In my opinion, game copy protection is pointless. It has never stopped me from downloading a game I've wanted to play, but it has stopped me from playing games I've already purchased. I use a virtual CD application with backed up images of the few games I play, to avoid having to keep the original CDs nearby, having to swap discs when I want to play a different game, and to essentially cache the entire game on the hard disk to speed up loading times. I had a hell of a time making a disc image of Neverwinter Nights: Hordes of the Underdark to use in this system. Since I knew I'd never be able to return the game, I soldiered on and figured out how to make it work, but if I thought for a minute that I would have been able to get a refund for a defective product, I would have returned the game to the store the same day I bought it.

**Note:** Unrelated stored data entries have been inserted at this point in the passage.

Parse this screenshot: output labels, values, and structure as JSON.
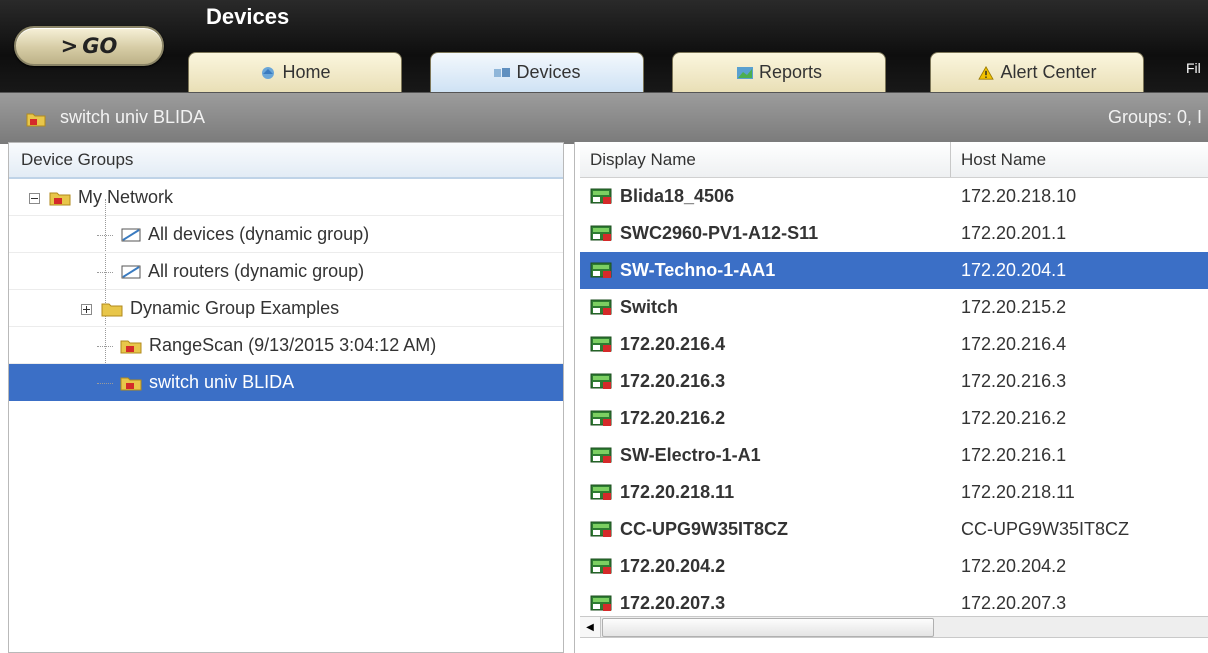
{
  "header": {
    "go_label": "GO",
    "title": "Devices",
    "tabs": [
      {
        "label": "Home"
      },
      {
        "label": "Devices"
      },
      {
        "label": "Reports"
      },
      {
        "label": "Alert Center"
      }
    ],
    "overflow_menu_label": "Fil"
  },
  "titlebar": {
    "title": "switch univ BLIDA",
    "groups_text": "Groups: 0, I"
  },
  "device_groups": {
    "header": "Device Groups",
    "items": [
      {
        "label": "My Network"
      },
      {
        "label": "All devices (dynamic group)"
      },
      {
        "label": "All routers (dynamic group)"
      },
      {
        "label": "Dynamic Group Examples"
      },
      {
        "label": "RangeScan (9/13/2015 3:04:12 AM)"
      },
      {
        "label": "switch univ BLIDA"
      }
    ],
    "selected_index": 5
  },
  "devices_table": {
    "columns": [
      "Display Name",
      "Host Name"
    ],
    "rows": [
      {
        "display_name": "Blida18_4506",
        "host_name": "172.20.218.10"
      },
      {
        "display_name": "SWC2960-PV1-A12-S11",
        "host_name": "172.20.201.1"
      },
      {
        "display_name": "SW-Techno-1-AA1",
        "host_name": "172.20.204.1"
      },
      {
        "display_name": "Switch",
        "host_name": "172.20.215.2"
      },
      {
        "display_name": "172.20.216.4",
        "host_name": "172.20.216.4"
      },
      {
        "display_name": "172.20.216.3",
        "host_name": "172.20.216.3"
      },
      {
        "display_name": "172.20.216.2",
        "host_name": "172.20.216.2"
      },
      {
        "display_name": "SW-Electro-1-A1",
        "host_name": "172.20.216.1"
      },
      {
        "display_name": "172.20.218.11",
        "host_name": "172.20.218.11"
      },
      {
        "display_name": "CC-UPG9W35IT8CZ",
        "host_name": "CC-UPG9W35IT8CZ"
      },
      {
        "display_name": "172.20.204.2",
        "host_name": "172.20.204.2"
      },
      {
        "display_name": "172.20.207.3",
        "host_name": "172.20.207.3"
      }
    ],
    "selected_index": 2
  },
  "colors": {
    "selection": "#3b6fc6",
    "header_bg": "#111111",
    "titlebar_bg": "#8a8a8a"
  }
}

And that is the reason that ineffectual copy protection isn't laughed out of publishing companies' board rooms each and every time it's suggested. As another poster mentioned, people will attempt to return crippled music CDs (and often succeed). However, I can't remember the last time I heard of somebody being able to successfully return a console or PC game, at least without involving upper management. This sort of policy keeps gamers from speaking with their wallets in the same way that music CD customers can, and denies game companies the feedback they need about the copy protection technologies they employ.
I firmly believe that if game publishers and retailers allowed people to return games, that the amount of casual pirating would be greatly reduced. Of course, so would sales of poor games that mysteriously got great reviews, so there goes that idea. =P
Yes but pirating for the DC and GC is much less common (at least in North america) when you make the method of piracy difficult an inaccesable to the 'masses' then pirating for PS2 and xbox because they share media with PC DVD/CD-R burners. I have not been easily able "mod" a gc, then burn discs to pirate my gamecube games where you can do that with PS2 and Xbox games. Case in point: I have to buy all my GC games and its kept me from looking for alternatives, I wait a year or so and buy older good games for 29-35 or less. With the PS2 and Xbox I can just mod and burn. With DVD burners at all time lows and with games costing upwards of 50$ a shot, 1 DVD burner + mod chip equals the cost of maybe 2-3 games and enables you to rent and burn every game. Where as with the GC they do not have easily accessable "GC burners". Emulation of modern consoles usually takes until after the end of the life of the console before it effects sales and then it doesn't matter anyway.
My point was - the hardware and software developers have to start taking IP seriously if they dont want to end up worse then the music industry, software is much more expensive then music and Video games are still a little 'niche' with GC having somethng like 13 million installed base, xboxx having 13 million and PS2 having ~30-40 million worlwide. Compare that NES and SNES sold over 45million units each.